Jon M. Chu didn’t think he “deserved” to be in Hollywood but learned to trust in his ideas.

Jon M. Chu didn’t think he “deserved” to be in Hollywood.

The Wicked filmmaker has reflected on his career choices over the years and always wanted to “be like” the “greats” of the movie industry, even when he didn’t know how to properly express his ideas and was struggling to find his footing.

Speaking during the Canva Create 2026’s Building Worlds: From Script to Spectacle panel at SoFi Stadium in Los Angeles last month, People magazine reports he said: “I remember in what I realised, as I had done this over and over again, you are so conscious of … doing it because you’re not like the greats, but the greats are the ones that inspired you.

“You want to be like that so badly you don’t have quite the language or the tools or the ability of the craftsmanship yet, how to express that.

“[I ask myself] ‘Why am I the person to tell the story?’.”

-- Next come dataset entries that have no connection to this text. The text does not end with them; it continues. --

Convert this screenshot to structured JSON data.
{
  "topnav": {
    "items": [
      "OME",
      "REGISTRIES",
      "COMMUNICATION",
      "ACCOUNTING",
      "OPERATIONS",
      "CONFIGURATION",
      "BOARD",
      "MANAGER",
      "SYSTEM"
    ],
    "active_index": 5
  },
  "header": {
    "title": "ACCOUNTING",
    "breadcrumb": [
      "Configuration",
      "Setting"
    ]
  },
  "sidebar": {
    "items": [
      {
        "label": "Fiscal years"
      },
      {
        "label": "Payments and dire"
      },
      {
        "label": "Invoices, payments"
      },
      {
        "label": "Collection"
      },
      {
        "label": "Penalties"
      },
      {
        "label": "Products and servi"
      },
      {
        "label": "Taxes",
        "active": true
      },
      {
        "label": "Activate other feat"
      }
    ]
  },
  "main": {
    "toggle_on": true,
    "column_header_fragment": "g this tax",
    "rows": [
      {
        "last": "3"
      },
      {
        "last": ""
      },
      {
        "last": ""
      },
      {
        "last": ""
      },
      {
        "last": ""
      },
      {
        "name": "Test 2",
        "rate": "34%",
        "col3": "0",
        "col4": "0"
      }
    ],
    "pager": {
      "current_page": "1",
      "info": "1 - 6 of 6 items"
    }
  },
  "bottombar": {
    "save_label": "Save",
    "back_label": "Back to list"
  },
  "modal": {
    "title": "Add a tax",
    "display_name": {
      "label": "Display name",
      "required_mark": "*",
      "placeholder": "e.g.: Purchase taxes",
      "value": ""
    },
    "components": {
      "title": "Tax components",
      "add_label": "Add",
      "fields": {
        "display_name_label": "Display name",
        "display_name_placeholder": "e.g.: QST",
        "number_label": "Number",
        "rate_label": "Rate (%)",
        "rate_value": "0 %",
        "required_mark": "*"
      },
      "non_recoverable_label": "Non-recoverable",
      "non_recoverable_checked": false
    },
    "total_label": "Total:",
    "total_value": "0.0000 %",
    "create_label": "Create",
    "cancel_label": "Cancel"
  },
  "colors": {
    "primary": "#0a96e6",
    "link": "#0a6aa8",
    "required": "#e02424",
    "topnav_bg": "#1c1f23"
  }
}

Jon compared his success with breakthrough film Crazy Rich Asians to winning the lottery.

He said: “When you said my list of movies, it lit up and you said Crazy Rich Asians. That was a big point in my life. I didn’t think I deserved to be in Hollywood.

“I was discovered and I got very lucky. And when you win the lottery, you think you actually don’t know how you got there. So you actually can’t win the lottery again.

“I had to learn how to win in a different way or how to tell my story.

“As I go through my career, that moment, choosing to do something that only I could tell was a scary … I was like, ‘No one’s going to see this movie.’ I actually told my team, I was like, ‘I’m going to make a movie. I’m going to take five years and I’m not going to make you any money.’ Luckily they were fine with it.”

The 46-year-old filmmaker learned to trust himself after seeing his team “believed” in him and also “this Asian culture, diaspora from all around the world.”

He added: “I knew that audience, whether you were Asian or not, would fall in love with the things that I fall in love with my family, the meals that we eat, the conversations we had, we could make fun of ourselves and how we are, and we had all walks of life in there.”

The In the Heights director is guided by his imagination.

He explained: “It either sparks me or not, or I have to go on some journey to find if I connect with it. Other times I’m like, ‘I have to tell this story.’

“That’s how I start. Because without that, I can’t tell you what colors. I can’t tell you what we should build for and it doesn’t mean anything to me.”